Real talk though: every American billionaire is the result of a serious legislative failure in a functional democracy.

You don’t have to be a socialist, whatever you think that is, to realize a society that allows for the existence of billionaires is a partner in its own demise.
Billionaires are not sustainable. They are not ethical. It honestly doesn’t matter who they are as people; even the idea of a benevolent billionaire is antithetical to democracy.

That level of wealth creates a ruling class, passed down by birth when we under-tax estates.
As Thomas Paine noted, when we allow for the creation of a ruling class, “the world they act in differs so materially from the world at large, that they have but little opportunity of knowing its true interest.”

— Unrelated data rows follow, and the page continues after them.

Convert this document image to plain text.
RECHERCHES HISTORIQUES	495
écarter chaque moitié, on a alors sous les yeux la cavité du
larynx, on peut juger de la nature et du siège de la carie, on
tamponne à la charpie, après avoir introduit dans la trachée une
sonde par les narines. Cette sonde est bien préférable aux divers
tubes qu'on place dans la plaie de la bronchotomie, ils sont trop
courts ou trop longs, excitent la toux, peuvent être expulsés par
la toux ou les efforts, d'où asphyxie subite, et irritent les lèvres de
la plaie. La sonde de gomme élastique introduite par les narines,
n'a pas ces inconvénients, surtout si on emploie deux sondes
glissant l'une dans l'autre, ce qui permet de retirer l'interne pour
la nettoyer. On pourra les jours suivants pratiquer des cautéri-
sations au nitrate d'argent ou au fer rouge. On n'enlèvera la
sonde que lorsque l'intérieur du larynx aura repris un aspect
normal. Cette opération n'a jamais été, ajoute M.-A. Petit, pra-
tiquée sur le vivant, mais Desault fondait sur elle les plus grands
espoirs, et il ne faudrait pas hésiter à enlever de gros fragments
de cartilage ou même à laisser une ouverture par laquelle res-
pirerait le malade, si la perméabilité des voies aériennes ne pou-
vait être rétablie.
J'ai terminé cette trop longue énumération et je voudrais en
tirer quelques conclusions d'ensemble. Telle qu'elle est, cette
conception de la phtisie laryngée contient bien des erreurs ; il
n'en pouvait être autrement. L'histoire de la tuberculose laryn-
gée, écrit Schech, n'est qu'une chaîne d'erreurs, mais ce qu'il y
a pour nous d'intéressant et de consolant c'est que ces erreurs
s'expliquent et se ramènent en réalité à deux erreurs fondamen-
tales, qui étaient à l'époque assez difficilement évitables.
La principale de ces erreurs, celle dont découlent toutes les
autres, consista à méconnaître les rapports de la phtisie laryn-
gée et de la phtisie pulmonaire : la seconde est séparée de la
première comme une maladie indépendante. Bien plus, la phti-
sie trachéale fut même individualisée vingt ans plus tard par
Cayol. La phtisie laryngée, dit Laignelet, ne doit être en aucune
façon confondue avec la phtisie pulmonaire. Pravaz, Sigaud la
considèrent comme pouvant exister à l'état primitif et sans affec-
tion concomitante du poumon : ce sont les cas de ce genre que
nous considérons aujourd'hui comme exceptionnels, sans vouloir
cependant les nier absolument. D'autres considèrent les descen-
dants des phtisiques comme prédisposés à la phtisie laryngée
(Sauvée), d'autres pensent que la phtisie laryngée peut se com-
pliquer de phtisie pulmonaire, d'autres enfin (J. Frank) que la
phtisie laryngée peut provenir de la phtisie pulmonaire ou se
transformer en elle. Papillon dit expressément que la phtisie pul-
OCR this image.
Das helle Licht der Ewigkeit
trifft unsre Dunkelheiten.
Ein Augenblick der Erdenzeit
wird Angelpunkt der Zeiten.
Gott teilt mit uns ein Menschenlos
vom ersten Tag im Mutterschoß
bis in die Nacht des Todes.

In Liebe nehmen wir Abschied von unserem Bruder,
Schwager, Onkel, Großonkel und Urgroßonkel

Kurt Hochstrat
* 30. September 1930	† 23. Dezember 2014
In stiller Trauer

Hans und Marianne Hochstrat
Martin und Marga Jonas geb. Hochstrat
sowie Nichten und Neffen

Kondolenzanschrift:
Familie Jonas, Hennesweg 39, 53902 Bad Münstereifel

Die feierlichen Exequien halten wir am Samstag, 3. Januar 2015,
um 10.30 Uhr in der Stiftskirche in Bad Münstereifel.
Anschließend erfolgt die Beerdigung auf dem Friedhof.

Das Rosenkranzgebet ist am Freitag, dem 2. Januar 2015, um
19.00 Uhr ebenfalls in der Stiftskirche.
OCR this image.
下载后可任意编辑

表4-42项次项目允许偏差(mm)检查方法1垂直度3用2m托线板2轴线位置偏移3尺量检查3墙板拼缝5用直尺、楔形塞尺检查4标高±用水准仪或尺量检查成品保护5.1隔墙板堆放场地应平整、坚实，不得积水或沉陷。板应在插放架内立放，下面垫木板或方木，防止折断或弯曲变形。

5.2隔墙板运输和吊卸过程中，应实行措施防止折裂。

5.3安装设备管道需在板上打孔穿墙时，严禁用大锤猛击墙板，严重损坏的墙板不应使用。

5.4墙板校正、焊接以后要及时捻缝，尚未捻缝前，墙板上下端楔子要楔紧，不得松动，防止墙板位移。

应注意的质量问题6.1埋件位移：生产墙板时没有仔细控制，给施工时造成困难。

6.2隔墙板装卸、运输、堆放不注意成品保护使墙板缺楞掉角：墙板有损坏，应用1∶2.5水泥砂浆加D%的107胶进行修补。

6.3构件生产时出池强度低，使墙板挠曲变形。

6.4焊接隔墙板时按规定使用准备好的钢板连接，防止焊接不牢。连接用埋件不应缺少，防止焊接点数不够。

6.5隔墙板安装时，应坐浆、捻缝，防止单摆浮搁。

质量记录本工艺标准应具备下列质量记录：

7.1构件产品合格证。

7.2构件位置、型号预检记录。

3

Billionaires are an existential threat to democracy.
Yet millions of Americans rush to the defense of billionaires.

Why?

The human brain is not wired to truly understand the concept of a billion dollars, or the probability that we’ll ever see it. We’re the unemployed dad buying the lotto ticket because “someone’s gotta win it.”
Every billionaire origin story makes it worse. There are no self-made billionaires.

Tom Steyer’s hedge fund, which invested in private prisons and coal mining, also helped investors avoid taxes by running their earnings through an offshore company.

Loopholes make billionaires.
And the thing is, we’ve gotten to a point where we accept that as commonplace. The President himself bragged about avoiding taxes on the campaign trail.

The richest 400 Americans pay the lowest tax rates.

We simply can’t go on giving handouts to the people who need it least.